Nuestras nociones sobre la anatomía humana, en cierto modo, están basadas en una gran mentira. Y es que, como todos sabemos, cada persona es diferente; así, nuestras ideas, en cierto modo platónicas, sobre la forma que tiene tal o cual parte del cuerpo humano están basadas en realidad en una media de muchos cuerpos, más que en un caso real.

Esto no quiere decir que esas estandarizaciones no sean muy aproximadas a la realidad de la mayoría de las personas, ni que no sean muy útiles a la hora de enseñar y comprender el funcionamiento y la forma del cuerpo.

Con todo, y aunque como decimos todos tenemos pequeñas variaciones respecto a los modelos anatómicos, sí hay casos en los que estas desviaciones se vuelven más notables. Cuando esto sucede, en términos médicos hablamos de deformidad o dimorfismo.

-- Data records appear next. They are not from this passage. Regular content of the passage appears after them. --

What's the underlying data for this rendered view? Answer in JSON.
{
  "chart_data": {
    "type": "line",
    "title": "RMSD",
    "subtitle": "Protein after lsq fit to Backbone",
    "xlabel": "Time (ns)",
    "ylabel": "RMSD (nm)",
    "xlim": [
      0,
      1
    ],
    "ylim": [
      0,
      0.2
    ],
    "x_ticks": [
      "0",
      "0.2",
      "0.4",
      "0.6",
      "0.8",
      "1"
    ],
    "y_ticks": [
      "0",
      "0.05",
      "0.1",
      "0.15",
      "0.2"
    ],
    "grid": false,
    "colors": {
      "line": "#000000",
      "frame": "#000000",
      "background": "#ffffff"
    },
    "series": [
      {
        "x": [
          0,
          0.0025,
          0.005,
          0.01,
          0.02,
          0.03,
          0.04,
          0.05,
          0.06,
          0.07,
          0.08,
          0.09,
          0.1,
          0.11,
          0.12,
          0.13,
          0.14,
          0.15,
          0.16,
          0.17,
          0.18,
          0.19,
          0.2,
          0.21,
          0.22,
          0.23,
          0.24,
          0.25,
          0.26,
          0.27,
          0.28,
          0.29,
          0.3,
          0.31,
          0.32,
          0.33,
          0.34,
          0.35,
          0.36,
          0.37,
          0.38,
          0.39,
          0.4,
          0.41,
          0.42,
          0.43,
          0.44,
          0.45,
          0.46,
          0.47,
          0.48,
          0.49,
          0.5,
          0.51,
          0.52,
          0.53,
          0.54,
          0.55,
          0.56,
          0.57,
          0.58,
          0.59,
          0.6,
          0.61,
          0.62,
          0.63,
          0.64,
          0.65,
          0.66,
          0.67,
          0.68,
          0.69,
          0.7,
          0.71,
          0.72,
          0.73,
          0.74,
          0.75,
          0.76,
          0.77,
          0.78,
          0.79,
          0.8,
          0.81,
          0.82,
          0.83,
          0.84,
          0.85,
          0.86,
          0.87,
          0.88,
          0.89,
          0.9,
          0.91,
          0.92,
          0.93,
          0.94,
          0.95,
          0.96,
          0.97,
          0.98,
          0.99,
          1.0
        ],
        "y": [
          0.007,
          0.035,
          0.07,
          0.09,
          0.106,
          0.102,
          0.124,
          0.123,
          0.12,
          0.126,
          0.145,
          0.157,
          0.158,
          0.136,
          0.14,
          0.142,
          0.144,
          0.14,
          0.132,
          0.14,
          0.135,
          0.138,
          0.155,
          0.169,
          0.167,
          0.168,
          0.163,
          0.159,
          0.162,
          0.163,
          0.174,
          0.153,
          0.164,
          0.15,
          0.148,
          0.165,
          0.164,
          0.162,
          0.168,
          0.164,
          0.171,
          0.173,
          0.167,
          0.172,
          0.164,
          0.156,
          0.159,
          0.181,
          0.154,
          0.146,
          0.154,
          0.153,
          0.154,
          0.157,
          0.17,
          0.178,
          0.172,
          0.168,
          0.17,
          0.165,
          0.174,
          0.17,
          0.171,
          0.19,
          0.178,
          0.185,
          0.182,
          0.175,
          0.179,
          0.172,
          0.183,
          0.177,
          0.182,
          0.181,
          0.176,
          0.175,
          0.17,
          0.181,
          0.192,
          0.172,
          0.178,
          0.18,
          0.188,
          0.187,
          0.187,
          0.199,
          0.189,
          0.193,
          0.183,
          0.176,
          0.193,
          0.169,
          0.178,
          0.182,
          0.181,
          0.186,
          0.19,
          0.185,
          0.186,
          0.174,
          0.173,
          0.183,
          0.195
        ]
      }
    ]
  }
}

La palabra deformidad está rodeada de tabúes en el lenguaje coloquial, ya que en el contexto coloquial se emplea para referirnos a dimorfismos normalmente muy visibles externamente y con cierta connotación negativa. Pero este no tiene por qué ser el caso; muchas deformidades (en el sentido técnico de la palabra) se dan en partes del cuerpo que no se ven.

Además, hay que señalar que las deformidades no implican necesariamente que la parte afectada del cuerpo no funcione tal y como debería.